Recently, the pneumatic radial tire is increasingly flattened in accordance with the speeding-up floor-lowering of vehicles, whereby it is tended to increase a radially size growth quantity of a tread portion through the filling of an internal pressure. Such an increase of the radially size growth quantity produces a separation failure at both widthwise end portions of a belt layer to deteriorate a belt durability. In order to suppress the size growth in the tread portion, particularly in the vicinity of a shoulder portion through the filling of the internal pressure, a tire wherein the belt layer is reinforced with a belt reinforcing layer embedded with reinforcing elements extending in a circumferential direction has been proposed, for example, in JP-A-2-208101.
As shown in FIG. 1, this tire comprises a belt layer 114 arranged around a carcass layer 111 in a tread portion 112 and comprised of, for example, two cross belt plies 113a, 113b embedding many reinforcing elements therein crossed with each other with respect to an equatorial plane S of a tire at an inclination angle of 10-40 degrees with respect to the equatorial plane S, and a belt reinforcing layer 116 arranged between the belt layer 114 and the carcass layer 111 and comprised of at least one reinforcing ply embedded with reinforcing elements extending along the equatorial plane S and having a width narrower than that of the widest-width belt ply 113a, two reinforcing plies 115a, 115b in the figure.
As the flattening of the tire is further promoted to become an aspect ratio of not more than 0.70, the above side growth can not be effectively suppressed by the belt reinforcing layer 116 having such a conventional width.
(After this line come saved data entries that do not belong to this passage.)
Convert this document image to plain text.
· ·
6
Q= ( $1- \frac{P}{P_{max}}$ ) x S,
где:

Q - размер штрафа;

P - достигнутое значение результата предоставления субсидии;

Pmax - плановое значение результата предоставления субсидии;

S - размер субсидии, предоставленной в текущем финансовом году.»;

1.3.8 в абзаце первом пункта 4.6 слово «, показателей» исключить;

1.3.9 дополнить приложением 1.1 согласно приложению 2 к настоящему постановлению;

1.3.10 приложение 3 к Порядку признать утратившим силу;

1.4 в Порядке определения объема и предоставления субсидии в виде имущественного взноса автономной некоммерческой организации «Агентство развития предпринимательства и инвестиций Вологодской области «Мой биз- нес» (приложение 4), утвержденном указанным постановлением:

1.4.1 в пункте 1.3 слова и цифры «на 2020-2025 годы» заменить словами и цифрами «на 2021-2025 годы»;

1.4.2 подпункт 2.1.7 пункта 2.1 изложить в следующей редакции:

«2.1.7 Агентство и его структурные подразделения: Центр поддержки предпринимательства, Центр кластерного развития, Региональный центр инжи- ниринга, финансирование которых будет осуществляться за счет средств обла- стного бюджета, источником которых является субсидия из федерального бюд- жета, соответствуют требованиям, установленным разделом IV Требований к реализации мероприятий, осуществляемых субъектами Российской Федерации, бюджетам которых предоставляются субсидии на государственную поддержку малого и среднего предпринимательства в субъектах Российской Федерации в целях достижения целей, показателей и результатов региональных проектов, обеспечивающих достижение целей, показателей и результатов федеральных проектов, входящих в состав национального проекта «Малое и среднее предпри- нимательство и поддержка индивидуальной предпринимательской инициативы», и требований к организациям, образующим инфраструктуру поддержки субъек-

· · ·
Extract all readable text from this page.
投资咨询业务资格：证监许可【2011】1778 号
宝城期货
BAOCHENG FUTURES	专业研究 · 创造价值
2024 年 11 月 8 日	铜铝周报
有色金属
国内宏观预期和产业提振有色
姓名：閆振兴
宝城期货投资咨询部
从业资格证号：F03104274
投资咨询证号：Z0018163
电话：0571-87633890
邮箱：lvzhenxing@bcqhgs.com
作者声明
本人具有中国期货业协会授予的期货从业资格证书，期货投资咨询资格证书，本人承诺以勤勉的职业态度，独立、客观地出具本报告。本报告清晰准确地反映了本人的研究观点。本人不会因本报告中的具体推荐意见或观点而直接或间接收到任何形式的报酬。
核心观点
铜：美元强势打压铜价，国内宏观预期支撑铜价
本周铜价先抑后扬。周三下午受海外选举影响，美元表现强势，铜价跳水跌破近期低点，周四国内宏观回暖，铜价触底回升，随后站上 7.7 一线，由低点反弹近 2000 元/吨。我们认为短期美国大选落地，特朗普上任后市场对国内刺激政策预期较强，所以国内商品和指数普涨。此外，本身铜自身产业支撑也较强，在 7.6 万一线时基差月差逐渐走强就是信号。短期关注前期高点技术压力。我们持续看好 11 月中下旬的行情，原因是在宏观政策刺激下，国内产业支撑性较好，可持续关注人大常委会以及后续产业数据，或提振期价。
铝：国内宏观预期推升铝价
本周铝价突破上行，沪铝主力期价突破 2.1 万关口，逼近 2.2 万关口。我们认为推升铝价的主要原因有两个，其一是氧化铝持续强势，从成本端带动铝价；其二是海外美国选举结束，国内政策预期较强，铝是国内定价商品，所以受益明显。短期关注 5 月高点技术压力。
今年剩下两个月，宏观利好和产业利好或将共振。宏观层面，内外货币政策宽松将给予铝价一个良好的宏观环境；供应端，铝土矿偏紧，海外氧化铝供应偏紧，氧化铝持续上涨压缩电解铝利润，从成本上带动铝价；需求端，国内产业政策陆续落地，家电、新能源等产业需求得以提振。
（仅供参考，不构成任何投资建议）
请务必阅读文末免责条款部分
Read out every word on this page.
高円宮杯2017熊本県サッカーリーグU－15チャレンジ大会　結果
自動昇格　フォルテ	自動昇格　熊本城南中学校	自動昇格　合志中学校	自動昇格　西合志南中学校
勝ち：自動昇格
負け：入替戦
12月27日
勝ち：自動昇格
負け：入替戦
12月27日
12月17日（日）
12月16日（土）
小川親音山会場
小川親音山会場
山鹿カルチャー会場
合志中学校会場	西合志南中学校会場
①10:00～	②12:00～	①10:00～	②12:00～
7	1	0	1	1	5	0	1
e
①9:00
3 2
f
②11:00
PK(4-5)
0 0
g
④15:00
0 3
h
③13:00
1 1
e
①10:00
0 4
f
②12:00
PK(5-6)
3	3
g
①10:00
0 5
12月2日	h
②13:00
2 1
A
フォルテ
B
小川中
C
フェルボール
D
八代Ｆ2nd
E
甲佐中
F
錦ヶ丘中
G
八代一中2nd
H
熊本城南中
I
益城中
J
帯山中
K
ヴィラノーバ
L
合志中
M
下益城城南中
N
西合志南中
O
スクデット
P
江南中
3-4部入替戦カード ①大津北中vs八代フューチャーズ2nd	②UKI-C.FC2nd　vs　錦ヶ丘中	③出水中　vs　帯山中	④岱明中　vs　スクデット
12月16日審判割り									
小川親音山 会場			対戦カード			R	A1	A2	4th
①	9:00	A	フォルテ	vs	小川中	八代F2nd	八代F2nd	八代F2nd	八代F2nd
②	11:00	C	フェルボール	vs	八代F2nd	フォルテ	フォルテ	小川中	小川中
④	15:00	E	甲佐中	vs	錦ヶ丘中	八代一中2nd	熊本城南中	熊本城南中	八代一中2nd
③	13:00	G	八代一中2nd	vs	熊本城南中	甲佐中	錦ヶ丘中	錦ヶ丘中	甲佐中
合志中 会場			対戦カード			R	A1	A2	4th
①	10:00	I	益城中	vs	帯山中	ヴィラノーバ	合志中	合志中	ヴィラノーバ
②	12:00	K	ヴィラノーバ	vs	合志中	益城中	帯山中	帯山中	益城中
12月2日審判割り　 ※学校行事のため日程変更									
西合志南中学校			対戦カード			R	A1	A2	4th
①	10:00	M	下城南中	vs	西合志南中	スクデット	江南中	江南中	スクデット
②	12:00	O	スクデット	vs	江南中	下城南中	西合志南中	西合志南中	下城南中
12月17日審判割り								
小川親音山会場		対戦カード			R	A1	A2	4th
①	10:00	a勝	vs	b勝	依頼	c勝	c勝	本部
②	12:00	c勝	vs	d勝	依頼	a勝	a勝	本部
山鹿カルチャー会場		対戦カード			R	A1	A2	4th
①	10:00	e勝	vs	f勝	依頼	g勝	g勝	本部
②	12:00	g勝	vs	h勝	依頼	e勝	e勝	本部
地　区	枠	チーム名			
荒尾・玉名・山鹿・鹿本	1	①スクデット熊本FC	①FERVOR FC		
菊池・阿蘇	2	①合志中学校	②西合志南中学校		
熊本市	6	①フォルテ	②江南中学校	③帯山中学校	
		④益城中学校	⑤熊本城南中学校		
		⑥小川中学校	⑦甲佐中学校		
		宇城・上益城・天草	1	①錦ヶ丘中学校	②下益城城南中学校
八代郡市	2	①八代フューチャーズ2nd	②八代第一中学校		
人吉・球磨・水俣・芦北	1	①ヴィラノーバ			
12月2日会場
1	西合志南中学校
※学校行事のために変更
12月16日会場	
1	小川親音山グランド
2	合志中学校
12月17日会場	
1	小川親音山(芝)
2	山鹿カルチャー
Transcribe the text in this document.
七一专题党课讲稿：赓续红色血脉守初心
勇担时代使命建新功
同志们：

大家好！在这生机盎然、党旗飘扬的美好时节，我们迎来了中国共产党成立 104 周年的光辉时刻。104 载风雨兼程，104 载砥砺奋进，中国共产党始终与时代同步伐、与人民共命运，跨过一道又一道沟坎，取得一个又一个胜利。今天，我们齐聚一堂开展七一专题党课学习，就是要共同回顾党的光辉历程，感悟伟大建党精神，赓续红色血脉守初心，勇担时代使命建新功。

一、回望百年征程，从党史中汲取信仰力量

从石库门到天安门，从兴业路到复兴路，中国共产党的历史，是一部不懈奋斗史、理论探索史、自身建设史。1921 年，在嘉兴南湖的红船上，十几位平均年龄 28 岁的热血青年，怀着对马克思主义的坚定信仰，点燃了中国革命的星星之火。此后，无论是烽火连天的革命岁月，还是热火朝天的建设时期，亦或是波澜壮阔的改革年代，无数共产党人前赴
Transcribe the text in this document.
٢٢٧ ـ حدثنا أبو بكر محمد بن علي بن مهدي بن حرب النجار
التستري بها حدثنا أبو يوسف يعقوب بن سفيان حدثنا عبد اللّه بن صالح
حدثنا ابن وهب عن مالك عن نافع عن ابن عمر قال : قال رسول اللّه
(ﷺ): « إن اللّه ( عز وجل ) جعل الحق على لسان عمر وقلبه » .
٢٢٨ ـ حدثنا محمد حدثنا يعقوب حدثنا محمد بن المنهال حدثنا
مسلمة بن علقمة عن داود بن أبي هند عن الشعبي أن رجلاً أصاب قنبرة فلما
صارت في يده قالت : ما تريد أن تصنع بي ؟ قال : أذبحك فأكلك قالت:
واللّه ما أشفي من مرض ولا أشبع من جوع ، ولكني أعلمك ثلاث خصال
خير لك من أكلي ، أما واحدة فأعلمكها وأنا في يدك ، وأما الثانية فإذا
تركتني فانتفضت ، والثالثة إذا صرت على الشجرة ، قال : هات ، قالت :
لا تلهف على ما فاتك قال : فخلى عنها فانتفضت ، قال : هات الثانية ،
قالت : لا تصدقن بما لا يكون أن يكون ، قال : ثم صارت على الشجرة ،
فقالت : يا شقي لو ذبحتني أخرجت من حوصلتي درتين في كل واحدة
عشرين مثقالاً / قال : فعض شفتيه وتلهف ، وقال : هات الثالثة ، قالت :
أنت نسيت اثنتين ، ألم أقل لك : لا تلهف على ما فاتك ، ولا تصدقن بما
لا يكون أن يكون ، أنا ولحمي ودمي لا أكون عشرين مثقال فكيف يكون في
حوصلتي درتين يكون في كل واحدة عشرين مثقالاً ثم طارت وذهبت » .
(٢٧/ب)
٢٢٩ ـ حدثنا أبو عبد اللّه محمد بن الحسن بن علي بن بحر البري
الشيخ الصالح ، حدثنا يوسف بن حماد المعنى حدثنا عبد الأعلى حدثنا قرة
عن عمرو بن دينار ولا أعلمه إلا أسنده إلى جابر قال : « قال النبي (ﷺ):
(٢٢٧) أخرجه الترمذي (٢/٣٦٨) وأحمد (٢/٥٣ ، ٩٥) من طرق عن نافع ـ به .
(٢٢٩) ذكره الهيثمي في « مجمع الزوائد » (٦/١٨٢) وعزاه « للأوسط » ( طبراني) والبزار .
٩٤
For this end, it has been proposed to suppress the side growth by widening the width of the widest-width reinforcing ply in the belt reinforcing layer 116 to not less than 0.6 times a section width W of the tire while rendering into less than the width of the widest-width belt ply 113a. In the latter tire, however, there is caused a problem that an interlayer separation is produced between each widthwise outer end portion of the belt reinforcing layer and the belt layer to deteriorate the belt durability.
Now, the inventor has made various studies with respect to the aforementioned interlayer separation and found that interlayer shearing deformation is a cause of producing the interlayer separation. That is, the belt layer 114 and the belt reinforcing layer 116 in a ground contact region are deformed from an arc shape to a flat shape during the contacting of the tire with ground viewing from a side face of the tire, and as a result, the elongation in the circumferential direction is produced in both the layers and the widths of the belt layer 114 and the belt reinforcing layer 116 are reduced by such an elongation. Since the reinforcing elements embedded in the belt reinforcing layer 116 extend substantially in the circumferential direction, the widthwise rigidity of the layer is approximately equal to the rigidity of rubber itself, and as a result, when the elements elongate in the circumferential direction as mentioned above, the belt reinforcing layer 116 is largely reduced in the widthwise direction.
On the contrary, since the reinforcing elements embedded in the belt plies 113a, 113b of the belt layer 114 are crossed with each other with respect to the equatorial plane S of the tire, these reinforcing elements are bridged to render the widthwise rigidity of the belt layer 114 into a higher value. Therefore, when the layer is elongated in the circumferential direction as previously mentioned, the widthwise reducing quantity of the belt layer 114 takes a value fairly smaller than that of the belt reinforcing layer 116, and as a result, the shearing deformation is produced between the belt layer 114 and the belt reinforcing layer 116 in the widthwise section of the tread portion.